トップページ社長通信第92号 私に手紙をください

社長通信

第92号 私に手紙をください

1995年10月号

毎月社長通信の原稿を考えるのは結構しんどいもので、よくぞ7年半も続けてこれたものです。今や、社員・株主・主取引先合わせて約500部の発行部数となりました。下手な文章を読まされる皆さんが気の毒に思いますが、今更止めるわけにもいかず、我慢して読んでくださいとお願いするしかありません。しかし最近の若い人は新聞さえも読まないのですから、これを読んでいない社員もかなりいるようです。

私は当社の事業所が散らばっているため、私の考えや会社の状況を社員の皆さんに伝える方法としてこれを書き始めました。言いたいことを何でもヅケヅケ言う私ですから会社の内情を出来うる限りオープンにしてきました。昨今、情報公開-ディスクロージャーの重要性が云々されていますが、何時も包み隠さず公開していれば、問題が起きてもボヤの内に解決できるものと思います。

今月も嬉しい話をお伝えすることになります。昨9月は新規契約本数、契約額ともに月間新記録を達成しました。町田メモリアルパークが寄与しました。同業他社が販売不振に苦しんでいる中、なぜ当社だけが一人勝ちしているのかを考えるとき、当社と他社との大きな違いを見ることが出来ます。
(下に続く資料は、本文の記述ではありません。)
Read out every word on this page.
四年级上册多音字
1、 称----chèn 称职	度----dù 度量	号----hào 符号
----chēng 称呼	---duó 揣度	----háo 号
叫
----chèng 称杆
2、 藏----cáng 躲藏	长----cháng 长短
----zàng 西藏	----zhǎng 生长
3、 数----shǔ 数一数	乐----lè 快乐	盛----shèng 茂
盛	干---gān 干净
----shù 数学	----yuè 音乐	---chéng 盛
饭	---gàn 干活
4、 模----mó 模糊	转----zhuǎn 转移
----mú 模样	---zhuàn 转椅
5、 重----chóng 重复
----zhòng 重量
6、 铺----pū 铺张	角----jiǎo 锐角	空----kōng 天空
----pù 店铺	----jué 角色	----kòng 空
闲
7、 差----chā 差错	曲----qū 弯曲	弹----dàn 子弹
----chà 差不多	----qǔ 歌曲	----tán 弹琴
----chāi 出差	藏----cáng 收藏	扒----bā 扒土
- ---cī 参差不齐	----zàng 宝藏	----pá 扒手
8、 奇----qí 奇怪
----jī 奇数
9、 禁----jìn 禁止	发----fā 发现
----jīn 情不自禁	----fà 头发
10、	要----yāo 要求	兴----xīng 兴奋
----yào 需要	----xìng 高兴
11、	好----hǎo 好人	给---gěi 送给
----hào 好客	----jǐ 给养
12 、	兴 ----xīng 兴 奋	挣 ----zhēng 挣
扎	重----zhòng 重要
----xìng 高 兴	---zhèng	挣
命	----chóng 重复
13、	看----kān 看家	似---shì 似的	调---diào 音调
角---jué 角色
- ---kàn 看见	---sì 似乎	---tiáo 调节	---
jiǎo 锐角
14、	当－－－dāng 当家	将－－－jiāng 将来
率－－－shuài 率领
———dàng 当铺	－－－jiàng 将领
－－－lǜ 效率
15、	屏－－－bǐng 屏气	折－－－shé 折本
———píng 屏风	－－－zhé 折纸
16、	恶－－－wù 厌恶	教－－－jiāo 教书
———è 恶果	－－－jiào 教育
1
それは只一つ、お客様の立場に立った商品を提供し続けていることです。この業界は長い間、墓地さえあれば売手市場でしたから、お客様あっての商売であることを忘れ、コストを掛け放題に掛け、そのコストを全て価格に転化しても売れる時代が続きました。しかし、当社がこの業界に参入したのは15年前で、歴史が古いことが自慢の石屋さんと勝負するには、彼らがすっかり忘れている、お客様本位の商売をするしかなかったわけです。無名の当社は知名度のある大手と同じことをして勝てるわけは無く、誰でもが買えるお墓の開発をポリシーとしてきました。

バブルが弾け、すっかり消費意欲の冷えきった昨今、当社のみが増収増益を続けられるのはお客様の顔を見て、環境・設備・交通・施工等を勘案して納得のいく値付けを行い、営業の諸君が誠意を持って応対してくれているからではないかと思います。

不況だから売れないのではなく、お客様が納得できない場合、いかなるものも売れないのが商品が飽和状態にある現代の状況ではないでしょうか。当社は決して価格破壊を指向した値付けを行っていませんし、商品寿命の長い墓石の場合、薄利多売は得策ではありません。

人間は基本的に変化を好まないそうです。変化に対応する能力は組織が古くなればなるほど悪くなります。その意味で、古い業者の多い石材業界は時代変化に対する適応力に乏しいのが当たり前で、実質15年の歴史の当社に若さが満ち溢れているのは至極当然なことです。その上、私は変化の無いことを嫌う性格ですから、挑戦し続けることによって会社を変革させようと努カしています。ましてや、社長として29年の経験を積みながら、業界や文化団体に参加せず、ひたすら本業に専念しているわけですから、この好業績は当然といえば当然です。

どこの会社も本社の管理機能が大き過ぎて、高コスト体質になっていることが問題とされていますが、年商50億円の当社の本社は社長以下男子8名、女子13名によって運営しています。このスリムさは社内調整のための無意味な会議も根回しもしなくて済みますし、稟議書も数時間で決裁できます。それでいて、私の見る限り月間21日以上あるいは168時間以上働いている猛烈杜員がいるわけではありませんから、当社の就業規則はうまくいっていると言えるのではないでしょうか。

ところで今月の社長通信は独りよがりのところが多かったと思います。社長通信を読まれた方全員にお願いします。私宛に手紙をください。私の気の付かないことがいっぱいあるはずです。私は貴方のことをもっと知りたいのです。貴方の意見が当社をもっと発展させるのです。特に社員は今月中に必ず下さい。